The great news is that this all means we can reduce iterations with SMEs, even cut them out altogether, as the software often has more knowledge and can write it to any level or style. The cause of much of the high cost of online learning is expensive SMEs and endless iterations. If the AI is identifying learning points and curated content, using already approved documents, PPTs and videos, the need for SME input is lessened. This saves a ton of time and money.
10. Make the leap
AI is here. We are, at last, emerging from a 30 year paradigm of media production and multiple choice questions, in largely flat and unintelligent learning experiences, towards smart, intelligent online learning, that behaves more like a good teacher, where you are taught as an individual with a personalised experience, challenged and, rather than endlessly choosing from lists, engage in effortful learning, using dialogue, even voice. As a Learning designer, Interactive designer, Project Manager, Producer, whatever, this is the most exciting thing to have happened in the last 30 years of learning.
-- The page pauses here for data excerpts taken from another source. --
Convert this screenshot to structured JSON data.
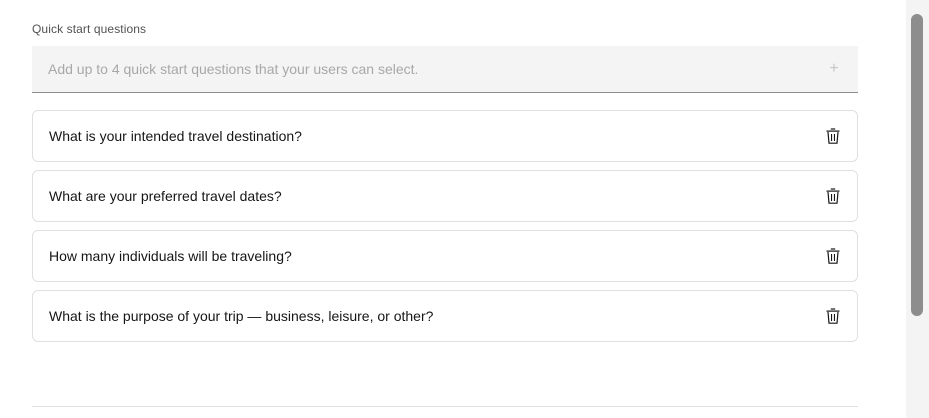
{
  "section": {
    "label": "Quick start questions"
  },
  "add_question": {
    "placeholder": "Add up to 4 quick start questions that your users can select.",
    "value": "",
    "add_icon": "plus-icon",
    "add_glyph": "+"
  },
  "questions": [
    {
      "text": "What is your intended travel destination?",
      "icon": "trash-icon"
    },
    {
      "text": "What are your preferred travel dates?",
      "icon": "trash-icon"
    },
    {
      "text": "How many individuals will be traveling?",
      "icon": "trash-icon"
    },
    {
      "text": "What is the purpose of your trip — business, leisure, or other?",
      "icon": "trash-icon"
    }
  ],
  "colors": {
    "input_background": "#f4f4f4",
    "card_border": "#e0e0e0",
    "text": "#161616",
    "placeholder": "#a8a8a8",
    "scrollbar_thumb": "#8d8d8d"
  }
}
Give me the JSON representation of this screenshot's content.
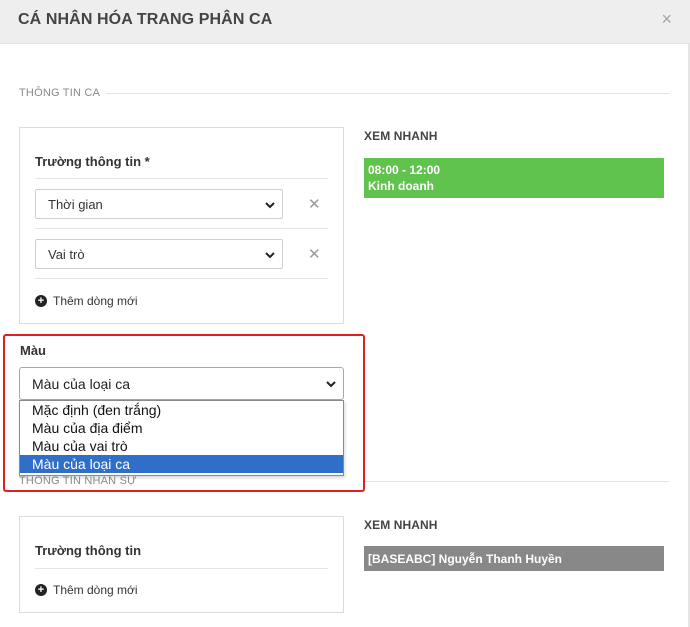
{
  "modal": {
    "title": "CÁ NHÂN HÓA TRANG PHÂN CA",
    "close": "×"
  },
  "section1": {
    "title": "THÔNG TIN CA",
    "fields_label": "Trường thông tin *",
    "rows": [
      {
        "value": "Thời gian",
        "remove": "✕"
      },
      {
        "value": "Vai trò",
        "remove": "✕"
      }
    ],
    "add_row": "Thêm dòng mới",
    "preview": {
      "title": "XEM NHANH",
      "line1": "08:00 - 12:00",
      "line2": "Kinh doanh",
      "color": "#5fc34e"
    }
  },
  "color_field": {
    "label": "Màu",
    "value": "Màu của loại ca",
    "options": [
      "Mặc định (đen trắng)",
      "Màu của địa điểm",
      "Màu của vai trò",
      "Màu của loại ca"
    ],
    "selected_index": 3
  },
  "section2": {
    "title": "THÔNG TIN NHÂN SỰ",
    "fields_label": "Trường thông tin",
    "add_row": "Thêm dòng mới",
    "preview": {
      "title": "XEM NHANH",
      "line1": "[BASEABC] Nguyễn Thanh Huyền",
      "color": "#888888"
    }
  },
  "colors": {
    "highlight": "#e02020",
    "selected_option": "#2f6ec9"
  }
}
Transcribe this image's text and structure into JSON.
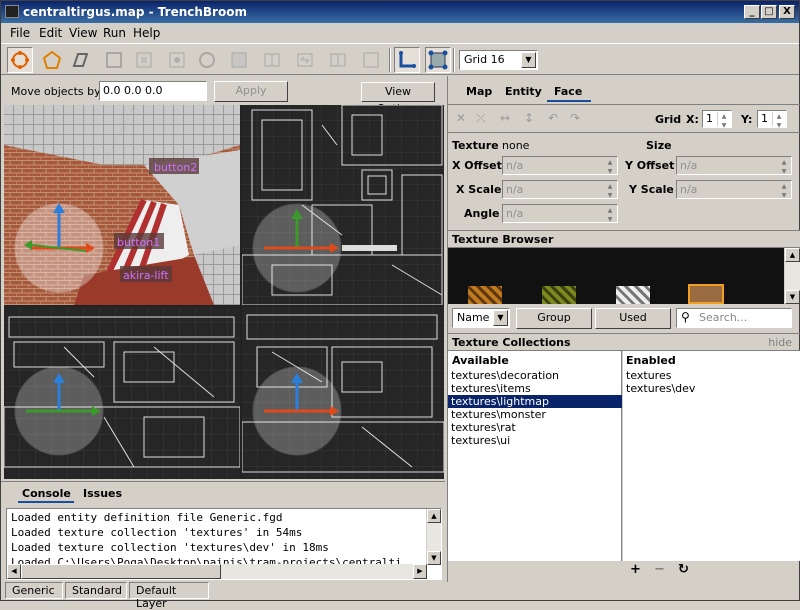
{
  "window": {
    "title": "centraltirgus.map - TrenchBroom",
    "controls": [
      "_",
      "□",
      "X"
    ]
  },
  "menubar": [
    "File",
    "Edit",
    "View",
    "Run",
    "Help"
  ],
  "toolbar": {
    "grid_select": "Grid 16"
  },
  "move_bar": {
    "label": "Move objects by",
    "value": "0.0 0.0 0.0",
    "apply": "Apply",
    "view_options": "View Options"
  },
  "viewport3d": {
    "labels": [
      "button2",
      "button1",
      "akira-lift"
    ]
  },
  "console": {
    "tabs": [
      "Console",
      "Issues"
    ],
    "lines": [
      "Loaded entity definition file Generic.fgd",
      "Loaded texture collection 'textures' in 54ms",
      "Loaded texture collection 'textures\\dev' in 18ms",
      "Loaded C:\\Users\\Poga\\Desktop\\painis\\tram-projects\\centralti"
    ]
  },
  "status": [
    "Generic",
    "Standard",
    "Default Layer"
  ],
  "inspector": {
    "tabs": [
      "Map",
      "Entity",
      "Face"
    ],
    "active_tab": "Face",
    "grid": {
      "label": "Grid",
      "x_label": "X:",
      "x": "1",
      "y_label": "Y:",
      "y": "1"
    },
    "face": {
      "texture_label": "Texture",
      "texture_value": "none",
      "size_label": "Size",
      "x_offset_label": "X Offset",
      "y_offset_label": "Y Offset",
      "x_scale_label": "X Scale",
      "y_scale_label": "Y Scale",
      "angle_label": "Angle",
      "na": "n/a"
    },
    "texture_browser": {
      "title": "Texture Browser",
      "sort": "Name",
      "group": "Group",
      "used": "Used",
      "search_placeholder": "Search..."
    },
    "collections": {
      "title": "Texture Collections",
      "hide": "hide",
      "available_label": "Available",
      "enabled_label": "Enabled",
      "available": [
        "textures\\decoration",
        "textures\\items",
        "textures\\lightmap",
        "textures\\monster",
        "textures\\rat",
        "textures\\ui"
      ],
      "selected": "textures\\lightmap",
      "enabled": [
        "textures",
        "textures\\dev"
      ],
      "buttons": [
        "+",
        "−",
        "↻"
      ]
    }
  }
}
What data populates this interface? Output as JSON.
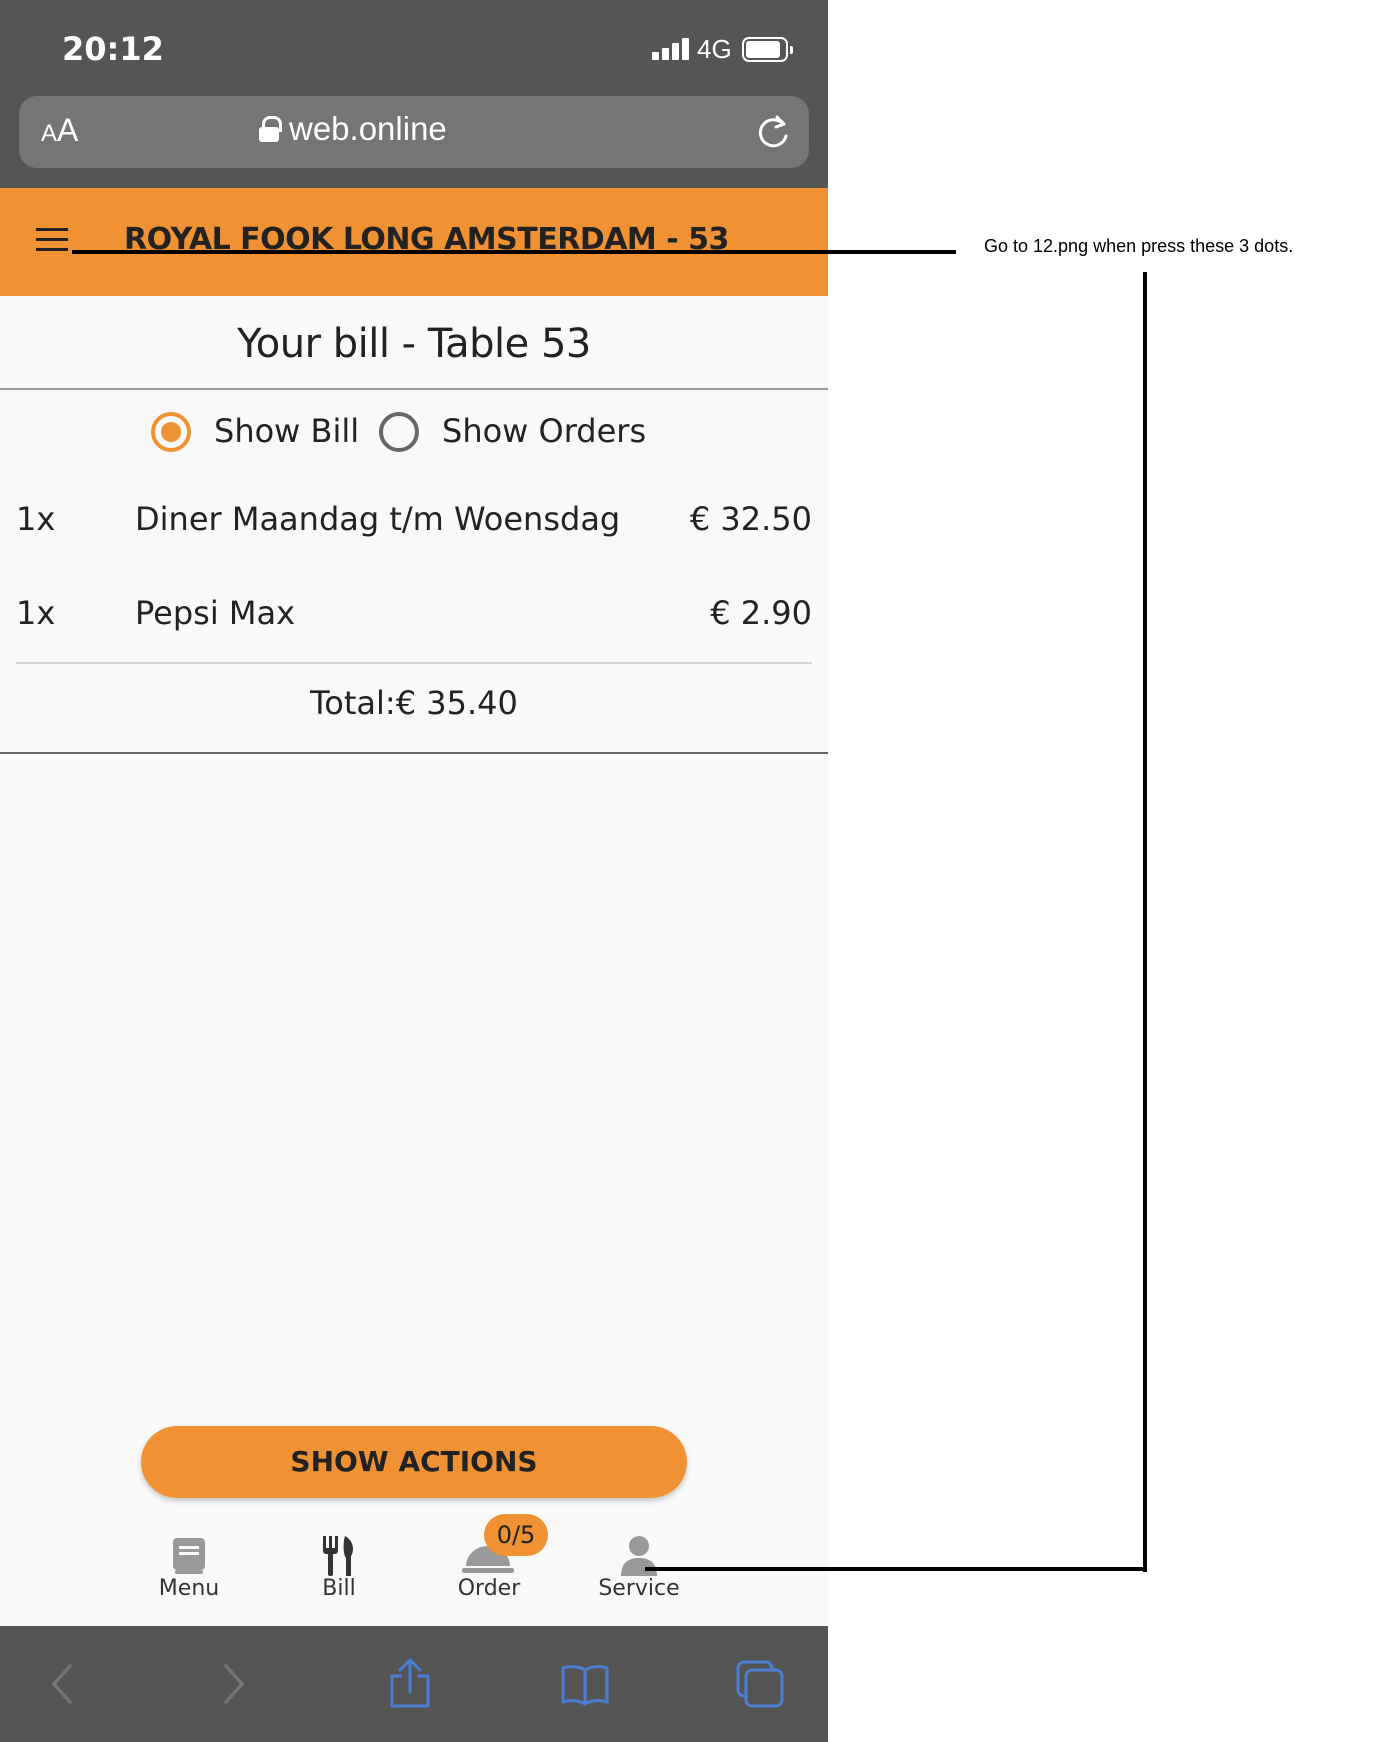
{
  "status_bar": {
    "time": "20:12",
    "network": "4G"
  },
  "browser": {
    "text_size_label_small": "A",
    "text_size_label_large": "A",
    "url": "web.online"
  },
  "app_header": {
    "title": "ROYAL FOOK LONG AMSTERDAM - 53"
  },
  "bill": {
    "title": "Your bill - Table 53",
    "view_options": [
      {
        "label": "Show Bill",
        "selected": true
      },
      {
        "label": "Show Orders",
        "selected": false
      }
    ],
    "items": [
      {
        "qty": "1x",
        "name": "Diner Maandag t/m Woensdag",
        "price": "€ 32.50"
      },
      {
        "qty": "1x",
        "name": "Pepsi Max",
        "price": "€ 2.90"
      }
    ],
    "total": "Total:€ 35.40"
  },
  "actions_button": {
    "label": "SHOW ACTIONS"
  },
  "tab_bar": {
    "tabs": [
      {
        "label": "Menu",
        "icon": "book-icon"
      },
      {
        "label": "Bill",
        "icon": "cutlery-icon"
      },
      {
        "label": "Order",
        "icon": "service-bell-icon"
      },
      {
        "label": "Service",
        "icon": "person-icon"
      }
    ],
    "order_badge": "0/5"
  },
  "safari_toolbar": {
    "icons": [
      "back-icon",
      "forward-icon",
      "share-icon",
      "bookmarks-icon",
      "tabs-icon"
    ]
  },
  "annotation": {
    "note": "Go to 12.png when press these 3 dots."
  },
  "colors": {
    "accent": "#f09233",
    "status_bar": "#555555",
    "url_bar": "#757575",
    "background": "#f9f9f9",
    "safari_icon": "#4a7fd6"
  }
}
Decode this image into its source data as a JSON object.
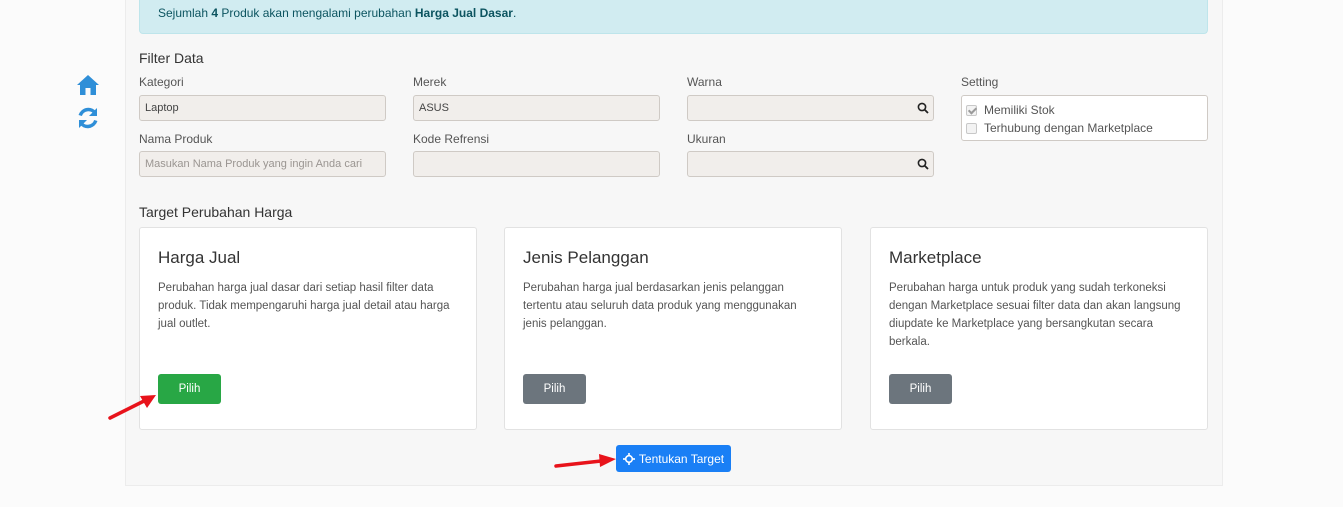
{
  "alert": {
    "prefix": "Sejumlah",
    "count": "4",
    "middle": "Produk akan mengalami perubahan",
    "target": "Harga Jual Dasar",
    "suffix": "."
  },
  "filter": {
    "title": "Filter Data",
    "kategori_label": "Kategori",
    "kategori_value": "Laptop",
    "merek_label": "Merek",
    "merek_value": "ASUS",
    "warna_label": "Warna",
    "warna_value": "",
    "setting_label": "Setting",
    "nama_label": "Nama Produk",
    "nama_placeholder": "Masukan Nama Produk yang ingin Anda cari",
    "kode_label": "Kode Refrensi",
    "kode_value": "",
    "ukuran_label": "Ukuran",
    "ukuran_value": "",
    "settings": [
      {
        "label": "Memiliki Stok",
        "checked": true
      },
      {
        "label": "Terhubung dengan Marketplace",
        "checked": false
      }
    ]
  },
  "target": {
    "title": "Target Perubahan Harga",
    "cards": [
      {
        "title": "Harga Jual",
        "desc": "Perubahan harga jual dasar dari setiap hasil filter data produk. Tidak mempengaruhi harga jual detail atau harga jual outlet.",
        "button": "Pilih"
      },
      {
        "title": "Jenis Pelanggan",
        "desc": "Perubahan harga jual berdasarkan jenis pelanggan tertentu atau seluruh data produk yang menggunakan jenis pelanggan.",
        "button": "Pilih"
      },
      {
        "title": "Marketplace",
        "desc": "Perubahan harga untuk produk yang sudah terkoneksi dengan Marketplace sesuai filter data dan akan langsung diupdate ke Marketplace yang bersangkutan secara berkala.",
        "button": "Pilih"
      }
    ],
    "submit": "Tentukan Target"
  },
  "icons": {
    "home": "home-icon",
    "refresh": "refresh-icon",
    "search": "search-icon",
    "target": "crosshairs-icon"
  },
  "colors": {
    "accent_blue": "#1a7ff5",
    "success": "#28a745",
    "secondary": "#6c757d",
    "info_bg": "#d1ecf1",
    "sidebar_icon": "#2f8fd8",
    "annotation_arrow": "#e8131b"
  }
}
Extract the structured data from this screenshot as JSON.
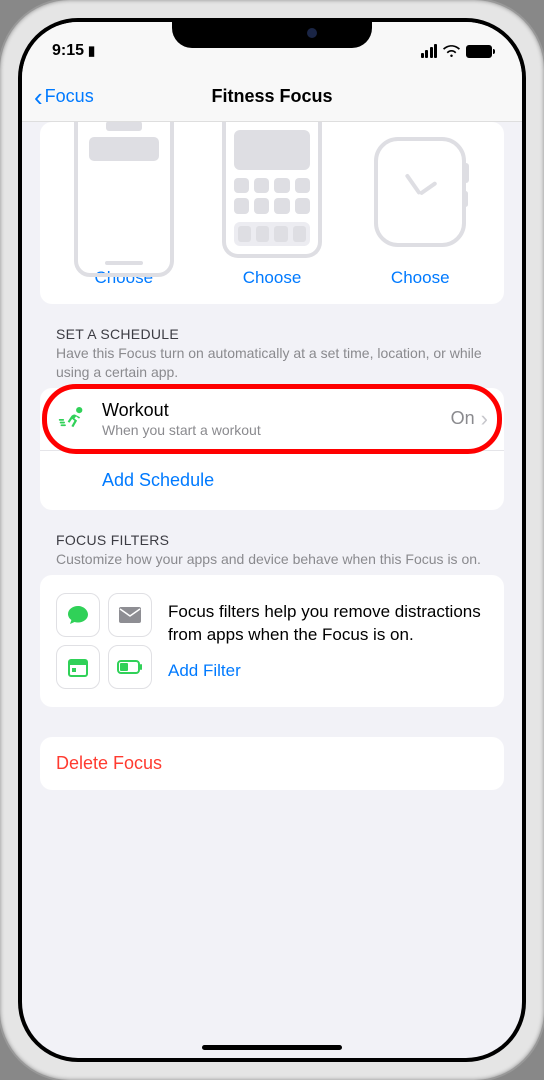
{
  "status": {
    "time": "9:15",
    "carrier_icon": "▮"
  },
  "nav": {
    "back_label": "Focus",
    "title": "Fitness Focus"
  },
  "previews": {
    "lock_screen_label": "Choose",
    "home_screen_label": "Choose",
    "watch_label": "Choose"
  },
  "schedule": {
    "header": "SET A SCHEDULE",
    "desc": "Have this Focus turn on automatically at a set time, location, or while using a certain app.",
    "workout": {
      "title": "Workout",
      "subtitle": "When you start a workout",
      "value": "On"
    },
    "add_label": "Add Schedule"
  },
  "filters": {
    "header": "FOCUS FILTERS",
    "desc": "Customize how your apps and device behave when this Focus is on.",
    "body": "Focus filters help you remove distractions from apps when the Focus is on.",
    "add_label": "Add Filter"
  },
  "delete": {
    "label": "Delete Focus"
  },
  "colors": {
    "accent": "#007aff",
    "danger": "#ff3b30",
    "workout_green": "#30d158"
  }
}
Most of the Interactive Designers I have known, worked with and hired over the last 30 plus years have been skilled people, sensitive to the needs of learners but we must always be willing to 'learn', for that is our vocation. To stop learning is to do learning a disservice. So make the leap!
In addition, those in HR and L and D will have to get to grips with AI. It will change the very nature of the workforce, which is our business. This means it will change WHY we learn WHAT we learn and HOW we learn. Almost all online experiences are now mediated by AI - Facebook, Twitter, Instagram, Amazon, Netflix.... except in learning! But that has just dramatically change. Generative AI heralds a new era, a renaissance oin learning, where we can learn anything, at anytime, anywhere using sophisticated AI tutors. What is needed is a change in mindset, as well as tools and skills. It may be difficult to adapt to this new world, where many aspects of design will be automated. I suspect that it will lead to a swing away from souped up graphic design back towards learning. That would will be a good thing.